The same companies which have their products represented as characters in The Simptoms have long used traditional network news shows to flog their products. These programs appeal to Baby Boomers who, since they can remember, have looked to them as voices of authority and respectability, authority and respectability that the drug companies have harnessed to make their products seem safe, scientific solutions to problems of life and health. By sponsoring these shows, the pharmaceutical industry seems to be saying that Cialis, for example, is serious medicine for serious people, a simple pill to solve the problems of mature, responsible people on the go, a way for those whose mettle has kept capitalism going from the Cold War on to keep going despite the laziness and stupidity of the X-ers and Millennials, thank you very much and God bless Diane Sawyer.

But, as those same establishment news shows keep telling us, the generation targeted by The Simptoms thinks in a fundamentally different way. While just as subject to traditional hype as others, those who grew up and came of age in the '90s and 2000s think of themselves as savvy consumers of media. They look to the parodic mode as a sort of hipster code: all's well that's done "ironically." The depth of true dramatic irony, however, is lost in translation: the very rules they claim to flaunt by engaging in this form of parodic play are defined by the corporate entities that supply the means of production, distribution, and copyright. The Matrix was a revelation to this generation because it described something they were too immersed in ever to see on their own, an idea that Marx understood quite well: the game is rigged so the house always wins.

The Simpsons has managed, over the years, to still wink at the other players during the poker game through subversive jokes interspersed throughout—the source of its little-appreciated satire as noted above. What The Simptoms represents is something both more callous and more sinister: the subjugation and cooptation of irony for the sake of what is, after all, the same old disingenuousness necessary for the corporate sales pitch to take place.

Here we get into a neat little, well, irony: for satire to work, the intended audience must be in on the joke. So the true audience of The Simpsons as satire is the 5-10% who get the deeper references, who are clued-in to the subversive elements neither the core demo nor the corporate executives who greenlight the shows are able to detect.
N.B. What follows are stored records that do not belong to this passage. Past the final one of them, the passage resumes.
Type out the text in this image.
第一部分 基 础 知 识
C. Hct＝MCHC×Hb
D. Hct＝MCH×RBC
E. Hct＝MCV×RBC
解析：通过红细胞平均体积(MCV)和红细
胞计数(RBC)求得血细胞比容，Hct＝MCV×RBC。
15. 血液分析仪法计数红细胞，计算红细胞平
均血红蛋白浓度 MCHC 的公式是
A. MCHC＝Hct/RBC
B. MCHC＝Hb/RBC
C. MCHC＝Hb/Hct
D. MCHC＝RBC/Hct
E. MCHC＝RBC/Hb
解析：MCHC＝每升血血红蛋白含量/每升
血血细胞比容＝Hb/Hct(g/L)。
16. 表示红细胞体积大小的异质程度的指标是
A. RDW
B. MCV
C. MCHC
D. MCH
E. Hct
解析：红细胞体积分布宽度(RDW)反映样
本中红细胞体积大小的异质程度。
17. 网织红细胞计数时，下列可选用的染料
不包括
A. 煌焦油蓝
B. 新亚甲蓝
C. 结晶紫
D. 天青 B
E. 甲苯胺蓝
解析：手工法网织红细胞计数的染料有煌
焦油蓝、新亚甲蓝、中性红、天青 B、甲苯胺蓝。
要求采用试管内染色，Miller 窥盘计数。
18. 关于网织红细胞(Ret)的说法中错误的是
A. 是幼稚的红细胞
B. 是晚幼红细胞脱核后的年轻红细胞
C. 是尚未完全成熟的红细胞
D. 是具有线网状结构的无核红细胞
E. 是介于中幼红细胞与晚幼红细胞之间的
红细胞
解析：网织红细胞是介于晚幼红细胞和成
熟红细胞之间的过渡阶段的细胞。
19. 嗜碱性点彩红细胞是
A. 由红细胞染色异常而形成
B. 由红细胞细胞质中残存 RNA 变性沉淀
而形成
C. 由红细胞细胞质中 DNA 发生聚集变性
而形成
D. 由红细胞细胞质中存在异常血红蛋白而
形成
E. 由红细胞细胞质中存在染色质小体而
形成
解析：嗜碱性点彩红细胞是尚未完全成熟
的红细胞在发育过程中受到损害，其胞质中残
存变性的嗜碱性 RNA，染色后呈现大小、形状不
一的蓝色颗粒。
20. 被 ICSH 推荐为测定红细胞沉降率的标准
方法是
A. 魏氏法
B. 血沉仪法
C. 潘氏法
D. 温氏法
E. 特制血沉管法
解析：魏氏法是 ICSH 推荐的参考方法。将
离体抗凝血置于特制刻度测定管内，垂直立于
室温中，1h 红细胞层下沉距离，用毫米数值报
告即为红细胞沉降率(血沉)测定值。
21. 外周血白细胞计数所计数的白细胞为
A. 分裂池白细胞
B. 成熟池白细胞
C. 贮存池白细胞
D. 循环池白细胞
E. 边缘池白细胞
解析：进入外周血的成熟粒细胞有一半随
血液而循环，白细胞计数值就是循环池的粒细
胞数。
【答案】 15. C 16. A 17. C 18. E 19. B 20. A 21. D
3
This is how irony, properly speaking, uses a false front in order to be genuine, in order to get at some very real tragedy or injustice. This is something straight parody is unable to do. Thus irony, properly done, is masked truth-telling, using the forms of misdirection to show the clear outlines of the man behind the curtain. Salesmanship is its opposite: it may be parodic, but it cannot be satirical. The point of salesmanship is not to tell the truth about the product but to best depict the lie, which is always the same: this product is the one that will change your life.

Thus with all such attempts to capture the parodic posturing of the hip: conservative Christianity's embrace of "contemporary worship" styles that mask medieval theology, Kentucky Fried Chicken transforming itself into "KFC" to mask its association with unhealthy food and the racist traditions of the rural South, GMAC's transformation into the chummy-sounding Ally Bank after it helped crash the economy in 2008.

The Simptoms as a concept may, in fact, work. It may solidify the brand image of prescription medications with its target demographic. But as satire, of necessity, it is doomed.

Works Cited

The Simpsons. Creat. Matt Groening. Fox. Television.

The Simptoms. Creat. PhRMA Foundation. MDTV. Television.